Extensibility to 8 Architectures: InfoCons generalizes robustly across MLP-based, hierarchical, and self-attention-based models.

Limitations & Future Work¶

The attention bottleneck module must be trained separately for each model to be explained (introducing 2.4M parameters), and the hyperparameter \(\beta\) and the choice of intermediate layer \(l\) require manual tuning.
Using the decrease in OA after dropping critical points as a quantitative metric has limitations, as the drop in OA could be caused by the point cloud drifting away from the data manifold rather than purely reflecting faithfulness.
This work currently focuses on classification tasks; extending the method to segmentation or detection tasks requires redesigning the IB objectives.
For large-scale point clouds (such as outdoor scenes in KITTI), there is still room to optimize computational efficiency.

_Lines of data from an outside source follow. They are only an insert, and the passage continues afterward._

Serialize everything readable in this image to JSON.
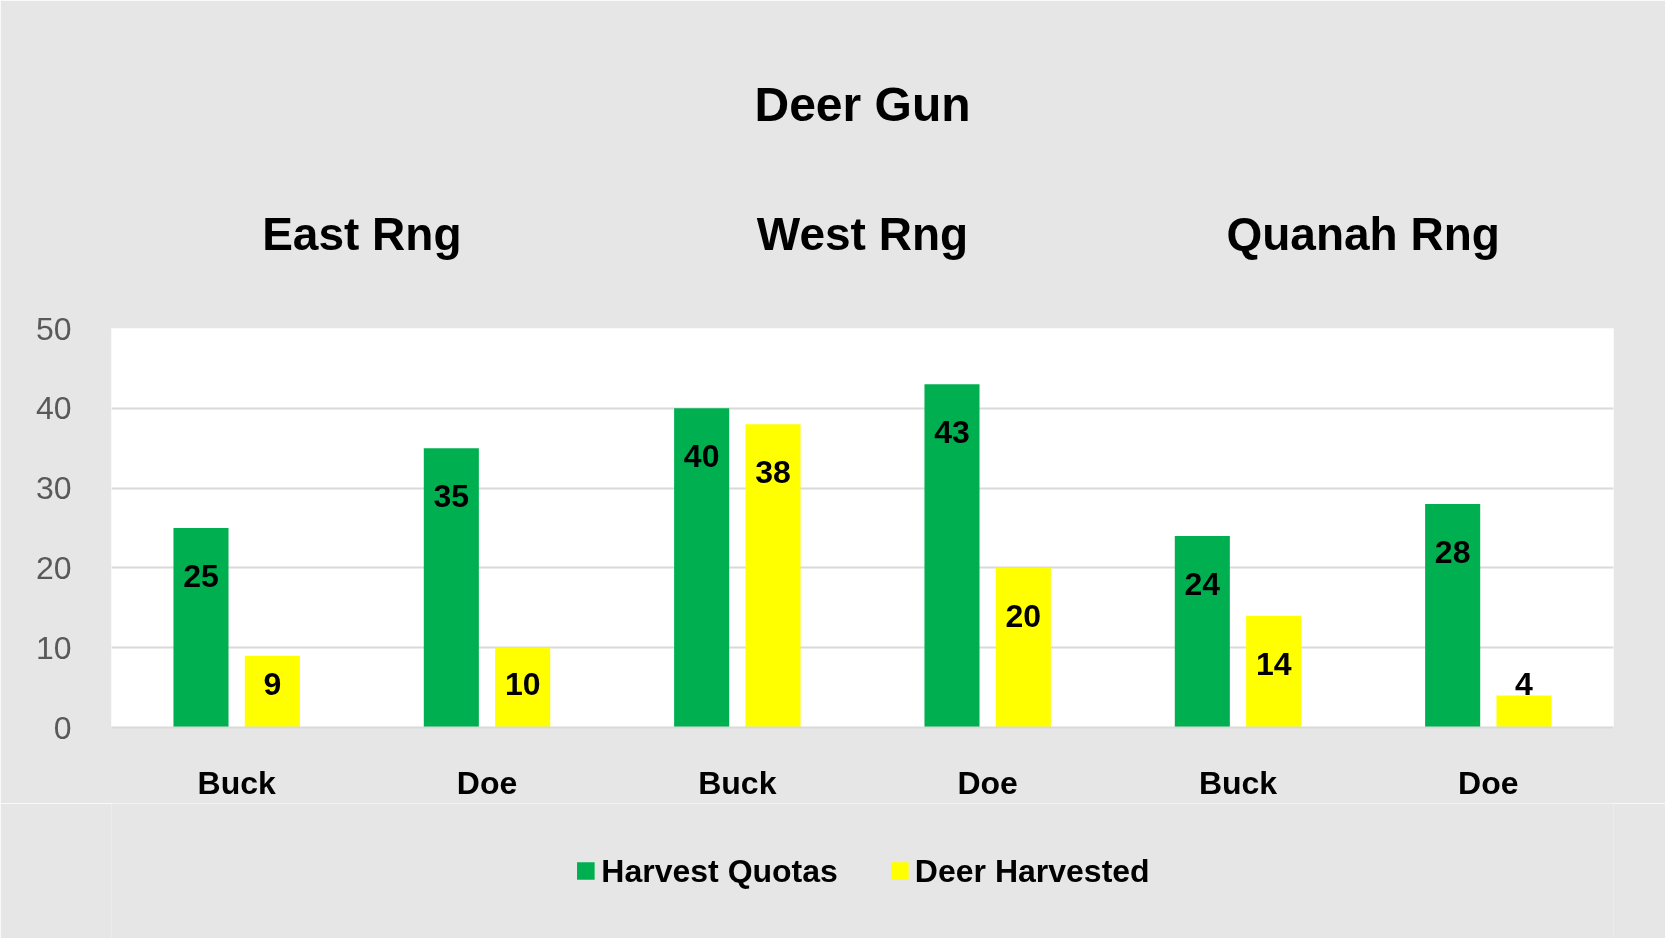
{
  "chart_data": {
    "type": "bar",
    "title": "Deer Gun",
    "annotations": [
      "East Rng",
      "West Rng",
      "Quanah Rng"
    ],
    "categories": [
      "Buck",
      "Doe",
      "Buck",
      "Doe",
      "Buck",
      "Doe"
    ],
    "series": [
      {
        "name": "Harvest Quotas",
        "color": "#00b050",
        "values": [
          25,
          35,
          40,
          43,
          24,
          28
        ]
      },
      {
        "name": "Deer Harvested",
        "color": "#ffff00",
        "values": [
          9,
          10,
          38,
          20,
          14,
          4
        ]
      }
    ],
    "ylim": [
      0,
      50
    ],
    "yticks": [
      0,
      10,
      20,
      30,
      40,
      50
    ],
    "grid": "y",
    "legend": "bottom",
    "data_labels": true
  }
}
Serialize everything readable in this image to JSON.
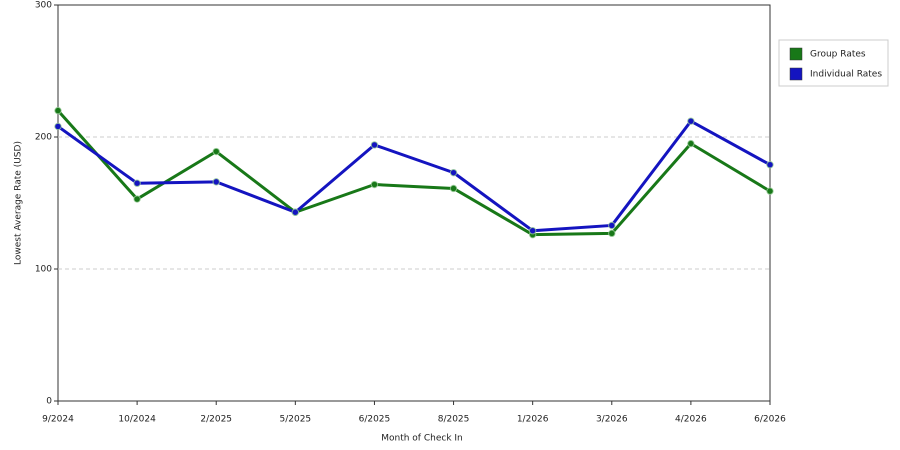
{
  "chart_data": {
    "type": "line",
    "x_label": "Month of Check In",
    "y_label": "Lowest Average Rate (USD)",
    "categories": [
      "9/2024",
      "10/2024",
      "2/2025",
      "5/2025",
      "6/2025",
      "8/2025",
      "1/2026",
      "3/2026",
      "4/2026",
      "6/2026"
    ],
    "series": [
      {
        "name": "Group Rates",
        "color": "#187818",
        "values": [
          220,
          153,
          189,
          143,
          164,
          161,
          126,
          127,
          195,
          159
        ]
      },
      {
        "name": "Individual Rates",
        "color": "#1414c0",
        "values": [
          208,
          165,
          166,
          143,
          194,
          173,
          129,
          133,
          212,
          179
        ]
      }
    ],
    "ylim": [
      0,
      300
    ],
    "yticks": [
      0,
      100,
      200,
      300
    ],
    "grid": true,
    "legend": "right"
  }
}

vs Critical Points (Qi et al., 2017a): CP only considers the activations after the encoder's max pooling, ignoring the classifier's influence. InfoCons considers both the encoder and classifier through end-to-end IB optimization.
vs PCSAM (Zheng et al., 2019): The gradient direction of PCSAM inherently biases toward the centroid position, resulting in model-independent clusters at spatial corners. InfoCons eliminates this bias by introducing a learnable prior.
vs LIME3D (Tan & Kotthaus, 2022): LIME3D is a black-box method that achieves the best explanation performance but requires 1,000 queries (~4.5s per point cloud), making it unsuitable for real-time applications. InfoCons is a white-box method, requiring only 0.01s in 1-pass mode.
vs VIB for Attribution (Schulz et al., 2020): VIB-A is designed for CNNs/pixels and uses a fixed Gaussian prior. InfoCons is specialized for point clouds, employing a learnable prior and Gaussian noise replacement to address feature entanglement.

Rating¶

Novelty: ⭐⭐⭐⭐ Systematically adapting the IB principle to point cloud explanation; the learnable prior and noise replacement designs are highly insightful.
Experimental Thoroughness: ⭐⭐⭐⭐⭐ Evaluated across 8 models, 3 datasets, and 2 downstream applications, with comprehensive qualitative and quantitative comparisons.
Writing Quality: ⭐⭐⭐⭐ Deep and thorough problem analysis, particularly outstanding in diagnosing failure modes in the Feature Analysis section.
Value: ⭐⭐⭐⭐ Holds practical value for model diagnosis in safety-critical scenarios like autonomous driving; the code is open-source.